What do Mount Fuji in Japanese culture, the Dome of the Rock on the Temple Mount, Mecca in Islam, and the Black Hills for the Sioux all have in common? They are all examples of a belief in the axis mundi – a perceived center of the world, where Heaven and Earth are connected. This concept is also known by other names, including the ‘world tree’, the ‘world pillar’, and the ‘cosmic axis’.
Since ancient times, many cultures have held the view of their homeland as the center of the world, as it was the center of their known universe. The best example to illustrate this belief is that of the Chinese civilization. In the Chinese language, China is known as 中国, which translates literally as the ‘Middle Kingdom’. In a similar manner, the ancient Egyptians perceived their land as the center of the world, which was ruled by Order, whilst Chaos reigned in the lands beyond their borders.

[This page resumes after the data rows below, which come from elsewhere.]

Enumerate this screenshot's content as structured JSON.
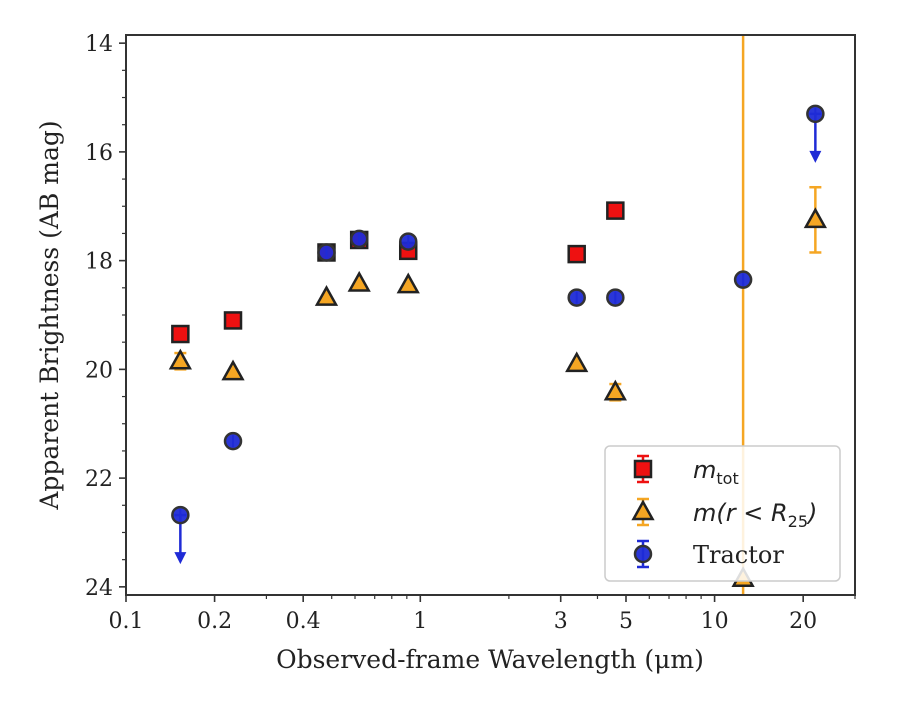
{
  "chart_data": {
    "type": "scatter",
    "title": "",
    "xlabel": "Observed-frame Wavelength (μm)",
    "ylabel": "Apparent Brightness (AB mag)",
    "x_scale": "log",
    "xlim": [
      0.1,
      30
    ],
    "ylim": [
      24.15,
      13.85
    ],
    "y_inverted": true,
    "grid": false,
    "x_ticks": [
      0.1,
      0.2,
      0.4,
      1,
      3,
      5,
      10,
      20
    ],
    "x_tick_labels": [
      "0.1",
      "0.2",
      "0.4",
      "1",
      "3",
      "5",
      "10",
      "20"
    ],
    "y_ticks": [
      14,
      16,
      18,
      20,
      22,
      24
    ],
    "y_tick_labels": [
      "14",
      "16",
      "18",
      "20",
      "22",
      "24"
    ],
    "legend": {
      "placement": "lower-right",
      "entries": [
        {
          "main": "m",
          "sub": "tot",
          "after": ""
        },
        {
          "main": "m(r < R",
          "sub": "25",
          "after": ")"
        },
        {
          "main": "Tractor",
          "sub": "",
          "after": ""
        }
      ]
    },
    "series": [
      {
        "key": "mtot",
        "marker": "square",
        "color": "#ee1111",
        "edge": "#222222",
        "points": [
          {
            "x": 0.153,
            "y": 19.35
          },
          {
            "x": 0.231,
            "y": 19.1
          },
          {
            "x": 0.48,
            "y": 17.85
          },
          {
            "x": 0.62,
            "y": 17.62
          },
          {
            "x": 0.91,
            "y": 17.82
          },
          {
            "x": 3.4,
            "y": 17.88
          },
          {
            "x": 4.6,
            "y": 17.08
          }
        ]
      },
      {
        "key": "mr25",
        "marker": "triangle",
        "color": "#f5a623",
        "edge": "#222222",
        "points": [
          {
            "x": 0.153,
            "y": 19.85,
            "yerr": 0.15
          },
          {
            "x": 0.231,
            "y": 20.05
          },
          {
            "x": 0.48,
            "y": 18.68
          },
          {
            "x": 0.62,
            "y": 18.42
          },
          {
            "x": 0.91,
            "y": 18.45
          },
          {
            "x": 3.4,
            "y": 19.9
          },
          {
            "x": 4.6,
            "y": 20.42,
            "yerr": 0.15
          },
          {
            "x": 12.5,
            "y": 23.85,
            "vertical_error_line": true
          },
          {
            "x": 22.0,
            "y": 17.25,
            "yerr": 0.6
          }
        ]
      },
      {
        "key": "tractor",
        "marker": "circle",
        "color": "#1f2bd6",
        "edge": "#333333",
        "points": [
          {
            "x": 0.153,
            "y": 22.68,
            "upper_limit": true
          },
          {
            "x": 0.231,
            "y": 21.32
          },
          {
            "x": 0.48,
            "y": 17.85
          },
          {
            "x": 0.62,
            "y": 17.6
          },
          {
            "x": 0.91,
            "y": 17.65
          },
          {
            "x": 3.4,
            "y": 18.68
          },
          {
            "x": 4.6,
            "y": 18.68
          },
          {
            "x": 12.5,
            "y": 18.35
          },
          {
            "x": 22.0,
            "y": 15.3,
            "upper_limit": true
          }
        ]
      }
    ]
  }
}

Where Heaven and Earth Meet
Within this realm at the center of the world there is a specific spot where Heaven and Earth has been believed to be connected, or the distance between them has been seen as the smallest. This spot, which is known also as the axis mundi, was often ascribed to an elevated place such as a mountain, due to its symbolic rising to the skies. In the case of the Chinese civilization, for instance, the axis mundi is believed to be the mythological Mount Kunlun, which is regarded in Taoism as the ‘mountain at the middle of the world’.